We know that everyone is not at “equal risk” of HIV, just like we know that all people are not given an “equal opportunity” in this country. I believe that to simply address risk behaviors, even with an adherence to environmental and localized factors and contexts, is problematic. Particular groups and communities are more in need of HIV prevention resources. That would make them risk groups, albeit with qualifications.

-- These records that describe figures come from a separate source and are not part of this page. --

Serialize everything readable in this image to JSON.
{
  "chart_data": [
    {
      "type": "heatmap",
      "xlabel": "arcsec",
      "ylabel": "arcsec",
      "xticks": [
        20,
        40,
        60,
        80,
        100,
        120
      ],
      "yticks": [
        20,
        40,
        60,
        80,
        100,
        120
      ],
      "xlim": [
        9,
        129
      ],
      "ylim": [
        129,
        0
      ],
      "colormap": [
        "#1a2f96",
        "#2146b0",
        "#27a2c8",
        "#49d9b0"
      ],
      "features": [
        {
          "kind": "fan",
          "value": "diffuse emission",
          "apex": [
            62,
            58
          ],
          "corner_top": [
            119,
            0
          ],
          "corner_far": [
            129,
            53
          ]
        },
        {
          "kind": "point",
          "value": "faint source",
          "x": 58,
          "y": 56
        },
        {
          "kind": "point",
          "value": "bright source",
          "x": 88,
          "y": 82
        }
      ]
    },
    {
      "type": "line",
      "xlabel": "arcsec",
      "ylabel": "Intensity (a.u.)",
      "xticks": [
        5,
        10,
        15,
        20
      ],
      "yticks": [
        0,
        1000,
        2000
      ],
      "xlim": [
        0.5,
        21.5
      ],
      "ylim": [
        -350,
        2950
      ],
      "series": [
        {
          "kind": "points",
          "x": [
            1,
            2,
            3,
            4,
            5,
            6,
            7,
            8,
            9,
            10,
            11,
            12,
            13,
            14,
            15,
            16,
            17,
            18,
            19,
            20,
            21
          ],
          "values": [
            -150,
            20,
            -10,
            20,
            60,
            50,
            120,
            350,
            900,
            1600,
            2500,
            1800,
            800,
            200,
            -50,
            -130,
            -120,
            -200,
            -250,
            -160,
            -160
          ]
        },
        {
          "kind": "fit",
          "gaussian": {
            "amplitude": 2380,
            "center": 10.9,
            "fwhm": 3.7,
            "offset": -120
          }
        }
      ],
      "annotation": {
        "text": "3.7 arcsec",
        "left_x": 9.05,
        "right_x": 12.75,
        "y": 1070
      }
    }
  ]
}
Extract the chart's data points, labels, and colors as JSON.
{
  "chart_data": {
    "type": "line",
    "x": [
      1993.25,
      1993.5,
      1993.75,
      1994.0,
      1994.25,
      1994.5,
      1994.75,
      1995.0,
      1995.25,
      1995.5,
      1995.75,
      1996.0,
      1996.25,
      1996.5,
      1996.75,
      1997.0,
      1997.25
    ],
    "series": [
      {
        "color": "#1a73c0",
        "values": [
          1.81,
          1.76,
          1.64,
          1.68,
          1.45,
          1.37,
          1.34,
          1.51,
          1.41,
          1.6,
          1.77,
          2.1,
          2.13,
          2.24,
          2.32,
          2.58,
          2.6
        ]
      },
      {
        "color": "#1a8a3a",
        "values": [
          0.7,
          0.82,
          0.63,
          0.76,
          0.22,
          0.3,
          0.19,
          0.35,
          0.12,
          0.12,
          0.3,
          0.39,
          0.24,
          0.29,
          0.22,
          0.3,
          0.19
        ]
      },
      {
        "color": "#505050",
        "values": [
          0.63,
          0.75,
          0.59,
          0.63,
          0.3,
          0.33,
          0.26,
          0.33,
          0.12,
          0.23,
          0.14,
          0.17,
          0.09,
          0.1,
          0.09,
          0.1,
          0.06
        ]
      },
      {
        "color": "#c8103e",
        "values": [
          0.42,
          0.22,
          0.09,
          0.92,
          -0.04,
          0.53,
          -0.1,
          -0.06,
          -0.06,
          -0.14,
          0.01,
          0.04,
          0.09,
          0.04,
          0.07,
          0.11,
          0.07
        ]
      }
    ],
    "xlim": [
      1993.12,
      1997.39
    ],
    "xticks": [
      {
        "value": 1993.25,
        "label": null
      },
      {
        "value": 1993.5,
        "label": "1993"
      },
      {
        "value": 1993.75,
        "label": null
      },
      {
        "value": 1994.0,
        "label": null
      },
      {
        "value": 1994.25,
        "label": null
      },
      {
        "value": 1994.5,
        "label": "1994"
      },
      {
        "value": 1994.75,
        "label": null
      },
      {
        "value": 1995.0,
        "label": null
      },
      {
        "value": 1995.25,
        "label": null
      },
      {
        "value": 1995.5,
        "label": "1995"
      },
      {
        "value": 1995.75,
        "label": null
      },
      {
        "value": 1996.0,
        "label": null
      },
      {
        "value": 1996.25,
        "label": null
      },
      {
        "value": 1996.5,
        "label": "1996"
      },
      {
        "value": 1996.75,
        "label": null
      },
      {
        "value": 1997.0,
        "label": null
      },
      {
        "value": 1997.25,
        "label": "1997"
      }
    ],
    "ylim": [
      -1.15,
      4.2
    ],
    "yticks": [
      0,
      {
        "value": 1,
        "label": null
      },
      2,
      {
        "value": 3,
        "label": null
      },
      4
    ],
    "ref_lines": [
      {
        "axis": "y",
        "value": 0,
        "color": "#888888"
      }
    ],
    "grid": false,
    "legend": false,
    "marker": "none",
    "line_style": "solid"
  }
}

I argue that a singular reliance on either “risk group” and “risk behavior” classifications is not the answer, particularly when even “risk behaviors” such as unprotected anal sex does not lead to equal risk of transmission, depending on an assortment of factors. In fact, my own research on “barebacking” has convinced me that categorizing UAI as a “risk behavior” by itself without qualification is problematic, reductionistic, and stigmatizing.
So what’s the answer? I really don’t know, and again, this blog is largely just myself musing on things that were on my mind today after a wonderful night where the last thing on my mind should’ve been shame. I don’t think any one proposed solution will address every dimension of inequality and stigma related to “risk group” and “risk behavior” classifications. A brief conversation I had with Dr. Cynthia Gómez after her somewhat recent lecture at the downtown SFSU campus about my conundrum over “risk groups” helped offer some perspective. She recommended that the CDC focus on behaviors rather than risk groups and then let localized HIV prevention and research efforts, based on communal needs and dynamics, decide from there on how to address the realities of certain demographics being at greater risk based on a group’s greater affiliation with certain behaviors or because of particular environmental conditions. As she put it, the CDC is not in the business to address cultural and social dynamics; they should be concentrating on behaviors.
That makes a lot of sense to me. I’d be curious to hear any feedback, including if I am overlooking any significant points. I'm open to criticism and to have my assumptions challenged, as HIV prevention is not only relevant to my thesis but also what I would like to look into via non-profit work. The more I think about it, though, the more I wonder if Dr. James Chin had a valid point in his book, The AIDS Pandemic, when he talks about HIV prevention efforts and epidemiological data being distorted by good intentions and political correctness.